GIST: Improving Parameter Efficient Fine Tuning via Knowledge Interaction
This addresses inefficiencies in fine-tuning large pre-trained models for downstream tasks, though it appears incremental as it builds on existing PEFT methods like Adapter.
The paper tackles the problem of Parameter-Efficient Fine-Tuning (PEFT) methods overlooking explicit associations between trainable parameters and downstream task knowledge, as well as neglecting interaction between task-agnostic and task-specific knowledge, by proposing the GIST framework with a Gist token and Knowledge Interaction objective. The result is a 2.25% performance boost on the VTAB-1K benchmark using Adapter with only 0.8K additional parameters.
The Parameter-Efficient Fine-Tuning (PEFT) method, which adjusts or introduces fewer trainable parameters to calibrate pre-trained models on downstream tasks, has become a recent research interest.
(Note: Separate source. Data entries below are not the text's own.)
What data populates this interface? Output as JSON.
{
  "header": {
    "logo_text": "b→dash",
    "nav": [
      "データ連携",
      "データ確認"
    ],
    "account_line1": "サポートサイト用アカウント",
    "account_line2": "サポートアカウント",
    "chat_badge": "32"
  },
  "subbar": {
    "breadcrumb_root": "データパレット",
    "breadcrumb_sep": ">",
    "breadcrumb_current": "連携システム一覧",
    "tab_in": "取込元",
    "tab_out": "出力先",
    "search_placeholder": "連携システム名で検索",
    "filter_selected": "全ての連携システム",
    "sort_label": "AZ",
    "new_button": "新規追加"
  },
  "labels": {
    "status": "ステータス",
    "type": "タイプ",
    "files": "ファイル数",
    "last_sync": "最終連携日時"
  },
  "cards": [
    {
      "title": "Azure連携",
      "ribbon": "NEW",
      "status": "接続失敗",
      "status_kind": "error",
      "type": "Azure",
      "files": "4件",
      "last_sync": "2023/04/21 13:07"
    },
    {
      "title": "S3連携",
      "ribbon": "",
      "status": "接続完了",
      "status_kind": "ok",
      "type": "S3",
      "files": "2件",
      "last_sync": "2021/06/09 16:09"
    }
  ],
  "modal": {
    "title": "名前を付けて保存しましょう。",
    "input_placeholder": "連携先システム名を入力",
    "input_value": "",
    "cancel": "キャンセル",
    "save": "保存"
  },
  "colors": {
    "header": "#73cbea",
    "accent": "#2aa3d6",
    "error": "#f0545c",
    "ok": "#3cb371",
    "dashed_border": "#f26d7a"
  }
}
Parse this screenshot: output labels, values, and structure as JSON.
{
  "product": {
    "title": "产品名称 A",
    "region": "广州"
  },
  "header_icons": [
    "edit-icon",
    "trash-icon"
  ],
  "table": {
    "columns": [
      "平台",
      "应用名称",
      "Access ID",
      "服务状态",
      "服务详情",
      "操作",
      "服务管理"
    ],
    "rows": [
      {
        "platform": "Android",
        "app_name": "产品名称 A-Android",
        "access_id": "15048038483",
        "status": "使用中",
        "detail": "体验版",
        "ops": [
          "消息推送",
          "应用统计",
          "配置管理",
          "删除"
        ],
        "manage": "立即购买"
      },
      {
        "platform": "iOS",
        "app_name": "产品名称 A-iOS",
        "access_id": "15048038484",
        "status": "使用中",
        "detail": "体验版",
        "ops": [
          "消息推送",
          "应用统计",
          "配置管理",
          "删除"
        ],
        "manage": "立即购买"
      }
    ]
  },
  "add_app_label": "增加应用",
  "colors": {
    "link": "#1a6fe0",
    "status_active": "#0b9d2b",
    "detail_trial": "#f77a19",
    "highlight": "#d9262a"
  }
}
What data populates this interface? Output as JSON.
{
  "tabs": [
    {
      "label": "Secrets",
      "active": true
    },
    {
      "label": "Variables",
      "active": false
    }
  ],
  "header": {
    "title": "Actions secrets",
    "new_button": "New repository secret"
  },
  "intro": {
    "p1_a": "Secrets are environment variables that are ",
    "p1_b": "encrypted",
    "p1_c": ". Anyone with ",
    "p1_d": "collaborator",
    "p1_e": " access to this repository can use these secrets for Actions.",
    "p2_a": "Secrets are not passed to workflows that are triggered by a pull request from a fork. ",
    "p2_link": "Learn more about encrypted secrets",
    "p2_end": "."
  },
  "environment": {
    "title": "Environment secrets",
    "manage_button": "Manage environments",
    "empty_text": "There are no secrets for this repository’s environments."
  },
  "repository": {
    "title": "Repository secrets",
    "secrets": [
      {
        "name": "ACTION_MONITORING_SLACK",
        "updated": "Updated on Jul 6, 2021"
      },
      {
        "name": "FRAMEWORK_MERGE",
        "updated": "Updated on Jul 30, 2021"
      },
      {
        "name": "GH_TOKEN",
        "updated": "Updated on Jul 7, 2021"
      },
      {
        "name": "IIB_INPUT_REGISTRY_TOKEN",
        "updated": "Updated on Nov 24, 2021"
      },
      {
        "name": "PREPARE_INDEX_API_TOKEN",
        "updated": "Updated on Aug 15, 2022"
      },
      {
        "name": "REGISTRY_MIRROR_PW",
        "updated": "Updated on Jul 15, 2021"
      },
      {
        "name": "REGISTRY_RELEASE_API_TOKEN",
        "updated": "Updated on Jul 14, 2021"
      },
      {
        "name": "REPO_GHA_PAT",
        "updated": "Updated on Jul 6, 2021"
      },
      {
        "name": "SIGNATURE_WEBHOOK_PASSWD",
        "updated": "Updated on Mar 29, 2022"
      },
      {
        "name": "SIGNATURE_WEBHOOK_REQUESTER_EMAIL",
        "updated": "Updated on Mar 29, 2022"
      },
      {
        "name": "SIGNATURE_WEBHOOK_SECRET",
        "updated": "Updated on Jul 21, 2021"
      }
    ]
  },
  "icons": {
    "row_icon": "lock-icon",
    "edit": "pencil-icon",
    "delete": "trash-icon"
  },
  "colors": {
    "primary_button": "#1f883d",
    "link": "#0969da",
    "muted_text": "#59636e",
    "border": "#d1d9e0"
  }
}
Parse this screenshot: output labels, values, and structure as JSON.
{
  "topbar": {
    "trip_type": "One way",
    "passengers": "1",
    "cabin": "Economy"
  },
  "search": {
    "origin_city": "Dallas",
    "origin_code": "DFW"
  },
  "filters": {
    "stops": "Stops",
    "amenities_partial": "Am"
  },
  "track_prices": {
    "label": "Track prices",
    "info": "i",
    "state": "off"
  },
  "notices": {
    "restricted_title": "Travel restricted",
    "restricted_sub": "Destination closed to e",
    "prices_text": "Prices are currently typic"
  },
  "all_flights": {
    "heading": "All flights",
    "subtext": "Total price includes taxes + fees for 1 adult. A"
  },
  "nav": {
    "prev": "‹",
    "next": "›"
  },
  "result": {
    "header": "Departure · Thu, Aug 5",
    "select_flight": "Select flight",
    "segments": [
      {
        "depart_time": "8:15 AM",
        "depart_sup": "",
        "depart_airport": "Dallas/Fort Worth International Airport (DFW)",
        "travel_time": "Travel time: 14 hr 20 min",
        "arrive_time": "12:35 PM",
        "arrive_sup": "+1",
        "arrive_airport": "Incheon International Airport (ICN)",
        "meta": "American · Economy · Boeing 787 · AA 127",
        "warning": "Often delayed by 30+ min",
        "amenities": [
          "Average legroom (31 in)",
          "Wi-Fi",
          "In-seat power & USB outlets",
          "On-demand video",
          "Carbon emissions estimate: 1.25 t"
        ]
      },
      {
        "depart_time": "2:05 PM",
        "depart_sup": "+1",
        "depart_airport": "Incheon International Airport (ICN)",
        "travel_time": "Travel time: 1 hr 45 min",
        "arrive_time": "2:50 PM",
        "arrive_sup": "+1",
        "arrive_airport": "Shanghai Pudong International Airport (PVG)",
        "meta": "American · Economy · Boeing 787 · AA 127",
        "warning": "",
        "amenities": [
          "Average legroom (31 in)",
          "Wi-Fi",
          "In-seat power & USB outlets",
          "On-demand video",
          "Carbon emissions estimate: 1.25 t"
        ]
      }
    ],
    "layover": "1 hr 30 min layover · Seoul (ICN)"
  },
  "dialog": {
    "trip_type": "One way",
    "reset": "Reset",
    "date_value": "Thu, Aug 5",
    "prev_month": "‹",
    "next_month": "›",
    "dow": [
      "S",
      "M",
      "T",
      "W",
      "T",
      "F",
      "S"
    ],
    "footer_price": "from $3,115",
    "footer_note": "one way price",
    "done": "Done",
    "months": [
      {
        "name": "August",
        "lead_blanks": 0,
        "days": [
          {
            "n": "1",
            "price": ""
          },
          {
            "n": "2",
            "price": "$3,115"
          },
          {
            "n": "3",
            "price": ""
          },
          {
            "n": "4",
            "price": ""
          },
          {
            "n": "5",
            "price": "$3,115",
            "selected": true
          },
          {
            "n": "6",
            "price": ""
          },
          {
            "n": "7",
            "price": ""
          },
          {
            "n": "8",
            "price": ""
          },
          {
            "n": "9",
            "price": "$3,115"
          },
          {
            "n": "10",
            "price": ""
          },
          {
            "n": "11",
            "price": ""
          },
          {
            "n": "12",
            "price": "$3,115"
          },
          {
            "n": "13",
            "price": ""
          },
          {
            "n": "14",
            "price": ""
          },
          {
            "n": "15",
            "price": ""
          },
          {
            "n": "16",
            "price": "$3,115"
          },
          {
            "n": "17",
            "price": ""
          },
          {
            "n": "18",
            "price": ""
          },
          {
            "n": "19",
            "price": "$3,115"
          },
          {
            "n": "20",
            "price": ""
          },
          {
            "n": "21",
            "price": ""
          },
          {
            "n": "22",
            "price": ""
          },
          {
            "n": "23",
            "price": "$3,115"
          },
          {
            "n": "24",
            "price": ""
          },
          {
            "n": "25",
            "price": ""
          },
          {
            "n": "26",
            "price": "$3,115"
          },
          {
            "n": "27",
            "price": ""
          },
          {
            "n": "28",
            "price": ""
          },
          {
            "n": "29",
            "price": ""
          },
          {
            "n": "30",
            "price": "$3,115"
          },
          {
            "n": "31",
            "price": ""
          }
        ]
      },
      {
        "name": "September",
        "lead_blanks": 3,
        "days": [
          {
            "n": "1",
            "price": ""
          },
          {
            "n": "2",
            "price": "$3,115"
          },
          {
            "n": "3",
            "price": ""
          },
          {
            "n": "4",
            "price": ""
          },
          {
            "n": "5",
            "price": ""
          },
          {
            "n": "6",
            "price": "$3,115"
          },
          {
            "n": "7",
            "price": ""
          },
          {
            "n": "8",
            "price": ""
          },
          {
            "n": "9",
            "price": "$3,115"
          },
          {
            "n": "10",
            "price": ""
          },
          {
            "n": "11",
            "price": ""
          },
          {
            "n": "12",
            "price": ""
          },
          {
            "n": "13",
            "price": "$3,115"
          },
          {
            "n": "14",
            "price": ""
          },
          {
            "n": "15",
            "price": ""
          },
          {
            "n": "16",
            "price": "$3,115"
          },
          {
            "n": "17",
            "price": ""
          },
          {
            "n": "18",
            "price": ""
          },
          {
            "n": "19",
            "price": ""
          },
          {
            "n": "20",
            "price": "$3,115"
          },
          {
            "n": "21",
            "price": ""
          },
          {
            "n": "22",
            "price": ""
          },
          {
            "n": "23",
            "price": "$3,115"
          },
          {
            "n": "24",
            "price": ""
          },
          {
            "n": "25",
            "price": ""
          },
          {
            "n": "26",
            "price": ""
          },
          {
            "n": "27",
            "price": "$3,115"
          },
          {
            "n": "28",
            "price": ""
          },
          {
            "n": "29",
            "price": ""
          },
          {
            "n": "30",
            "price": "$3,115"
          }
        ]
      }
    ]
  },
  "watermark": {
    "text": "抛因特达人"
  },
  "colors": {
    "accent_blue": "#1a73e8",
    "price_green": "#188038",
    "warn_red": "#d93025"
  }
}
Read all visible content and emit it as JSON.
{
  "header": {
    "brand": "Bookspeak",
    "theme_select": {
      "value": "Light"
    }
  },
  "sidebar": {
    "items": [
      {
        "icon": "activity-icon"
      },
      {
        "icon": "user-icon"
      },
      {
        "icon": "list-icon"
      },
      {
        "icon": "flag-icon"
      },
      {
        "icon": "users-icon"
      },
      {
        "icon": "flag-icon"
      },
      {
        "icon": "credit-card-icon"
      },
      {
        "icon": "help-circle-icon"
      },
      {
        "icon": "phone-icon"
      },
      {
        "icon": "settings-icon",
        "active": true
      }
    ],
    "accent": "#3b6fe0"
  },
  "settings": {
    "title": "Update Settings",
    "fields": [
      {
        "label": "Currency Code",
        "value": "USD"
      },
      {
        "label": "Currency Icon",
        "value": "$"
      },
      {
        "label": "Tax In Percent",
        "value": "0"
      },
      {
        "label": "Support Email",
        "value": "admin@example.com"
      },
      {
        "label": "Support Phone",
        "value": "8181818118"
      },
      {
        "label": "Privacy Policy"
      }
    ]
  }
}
However, existing PEFT methods within the traditional fine-tiuning framework have two main shortcomings: 1) They overlook the explicit association between trainable parameters and downstream task knowledge. 2) They neglect the interaction between the intrinsic task-agnostic knowledge of pre-trained models and the task-specific knowledge in downstream tasks. To address this gap, we propose a novel fine-tuning framework, named GIST, in a plug-and-play manner. Specifically, our framework first introduces a trainable token, called the Gist token, when applying PEFT methods on downstream tasks. This token serves as an aggregator of the task-specific knowledge learned by the PEFT methods and forms an explicit association with downstream knowledge. Furthermore, to facilitate explicit interaction between task-agnostic and task-specific knowledge, we introduce the concept of Knowledge Interaction via a Bidirectional Kullback-Leibler Divergence objective. As a result, PEFT methods within our framework can make the pre-trained model understand downstream tasks more comprehensively by leveraging the knowledge interaction. Extensive experiments demonstrate the universality and scalability of our framework. Notably, on the VTAB-1K benchmark, we employ the Adapter (a prevalent PEFT method) within our GIST framework and achieve a performance boost of 2.25%, with an increase of only 0.8K parameters. The Code will be released.